The company traced its Detroit roots back to 1855 when self-taught Sheldon Smith opened a store in the city. Over the decades, the company built several landmarks – Henry Ford’s Piquette Plant in 1904, which paved the way for the modern automotive industry, and the Guardian and other towers in the 1920s, when Rowland was chief designer.
► Connected: Winter is coming again at the rusty Wayne County Jail
It became Smith Hinchman & Grylls in 1907, SmithGroup in 2000, and SmithGroupJJR in 2011. Today the company works with hundreds of professionals in multiple offices and is still headquartered in the Guardian Building downtown.
Granted, there were a few mistakes along the way. Those awkward outdoor steps at Joe Louis Arena were never a good idea.
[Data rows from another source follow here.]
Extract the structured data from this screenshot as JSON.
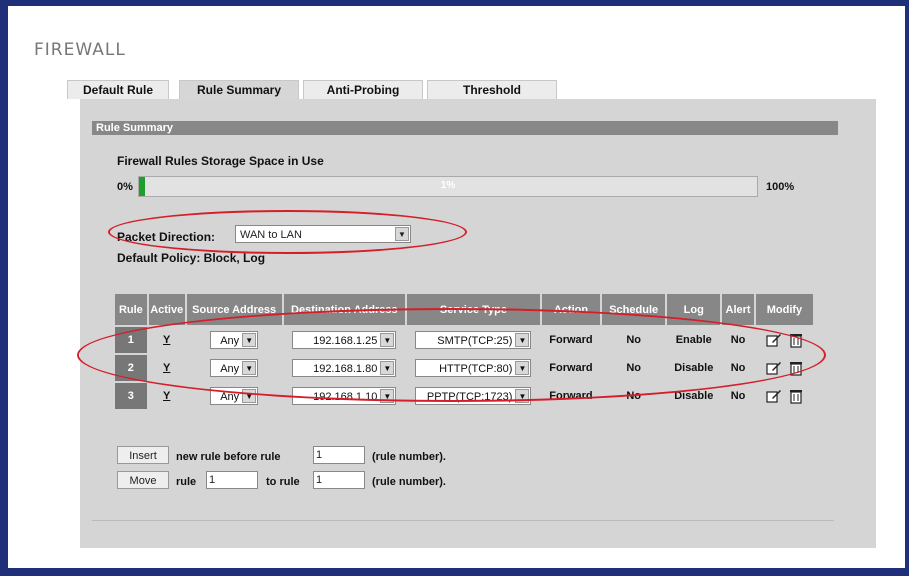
{
  "page": {
    "title": "FIREWALL"
  },
  "tabs": [
    {
      "label": "Default Rule"
    },
    {
      "label": "Rule Summary"
    },
    {
      "label": "Anti-Probing"
    },
    {
      "label": "Threshold"
    }
  ],
  "section": {
    "title": "Rule Summary"
  },
  "storage": {
    "label": "Firewall Rules Storage Space in Use",
    "min_label": "0%",
    "max_label": "100%",
    "value_text": "1%",
    "value_fraction": 0.01
  },
  "packet_direction": {
    "label": "Packet Direction:",
    "value": "WAN to LAN"
  },
  "default_policy": {
    "text": "Default Policy: Block, Log"
  },
  "table": {
    "headers": {
      "rule": "Rule",
      "active": "Active",
      "source": "Source Address",
      "destination": "Destination Address",
      "service": "Service Type",
      "action": "Action",
      "schedule": "Schedule",
      "log": "Log",
      "alert": "Alert",
      "modify": "Modify"
    },
    "rows": [
      {
        "num": "1",
        "active": "Y",
        "source": "Any",
        "destination": "192.168.1.25",
        "service": "SMTP(TCP:25)",
        "action": "Forward",
        "schedule": "No",
        "log": "Enable",
        "alert": "No"
      },
      {
        "num": "2",
        "active": "Y",
        "source": "Any",
        "destination": "192.168.1.80",
        "service": "HTTP(TCP:80)",
        "action": "Forward",
        "schedule": "No",
        "log": "Disable",
        "alert": "No"
      },
      {
        "num": "3",
        "active": "Y",
        "source": "Any",
        "destination": "192.168.1.10",
        "service": "PPTP(TCP:1723)",
        "action": "Forward",
        "schedule": "No",
        "log": "Disable",
        "alert": "No"
      }
    ]
  },
  "insert": {
    "button": "Insert",
    "text": "new rule before rule",
    "value": "1",
    "suffix": "(rule number)."
  },
  "move": {
    "button": "Move",
    "rule_label": "rule",
    "from_value": "1",
    "to_label": "to rule",
    "to_value": "1",
    "suffix": "(rule number)."
  },
  "colors": {
    "annotation": "#d41f2a",
    "progress": "#1f9e2d",
    "header": "#878787"
  }
}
And the McNamara Federal Building in Michigan and Cass is a 27-story concrete extrusion that does little for street life or the skyline.
But the company’s latest work will advance what I will call thoughtful modernity – glass facades in a simple but elegant and precise style that advances the cause of good architecture.
For the past several decades, downtown Detroit architecture has sought inspiration for the past rather than the future. Buildings like One Detroit Center, with its Gothic-inspired spire and granite exterior, or the postmodern 150 W. Jefferson relied on historical imagery to achieve authenticity and blend in with the classic 1920s downtown look.
► Connected: Morouns haven’t finished blocking Gordie Howe Bridge
In contrast, SmithGroupJJR’s latest designs use the latest advances in glassmaking and urban design to create undeniably contemporary buildings. And Little Caesars’ business school and headquarters show that connecting to pedestrian street life is at the heart of a successful project today.
At the Mike Ilitch School of Business, all classrooms are grouped towards Woodward Avenue so that inside and outside almost merge into a single environment.
“It’s always been about connecting with the city,” said Bob Varga, SmithGroupJJR vice president. “It would be against the road, it would glow at night, the activity inside would be visible from the outside.”
The design even allows a classroom on the first floor to have sliding glass doors that open onto the street
“It’s, in a way, Detroit through and through … specifically, creating an opportunity to connect with the community,” said Varga. “This is a risky move. I don’t know if this would have been considered 10 years ago, and it shows that we can do something really contemporary, modern and not remote from the community.”
And like the Little Caesars headquarters near the Fox Theater, the business school is right on the city’s main drag, rather than sitting back in isolation behind a square.
“There was a strong recognition of the importance of Woodward and the connection that needed to be made,” said Darin Daguanno, director at SmithGroupJJR. “Originally, modernity did not recognize this type of pedestrian experience. Originally, modernism only looked at the entire building experience. We’re trying to understand this pedestrian experience on a different scale. “
This conscious attention to the pedestrian experience is most evident in the many greenway projects the company is working on, such as the RiverWalk.
“It’s not just about designing street scenes, putting in a few planters and doing the usual things. It’s really about placement to a large extent, ”said Lori Singleton, a landscape architect whose company is working on the greenway projects.
Not many architectural firms have been in business for generations, let alone the 160+ years SmithGroupJJR has survived. But there is nothing hidden or tired in his latest work.
The company goes back to the past and looks to the future. The work is as remarkable as any other ever done.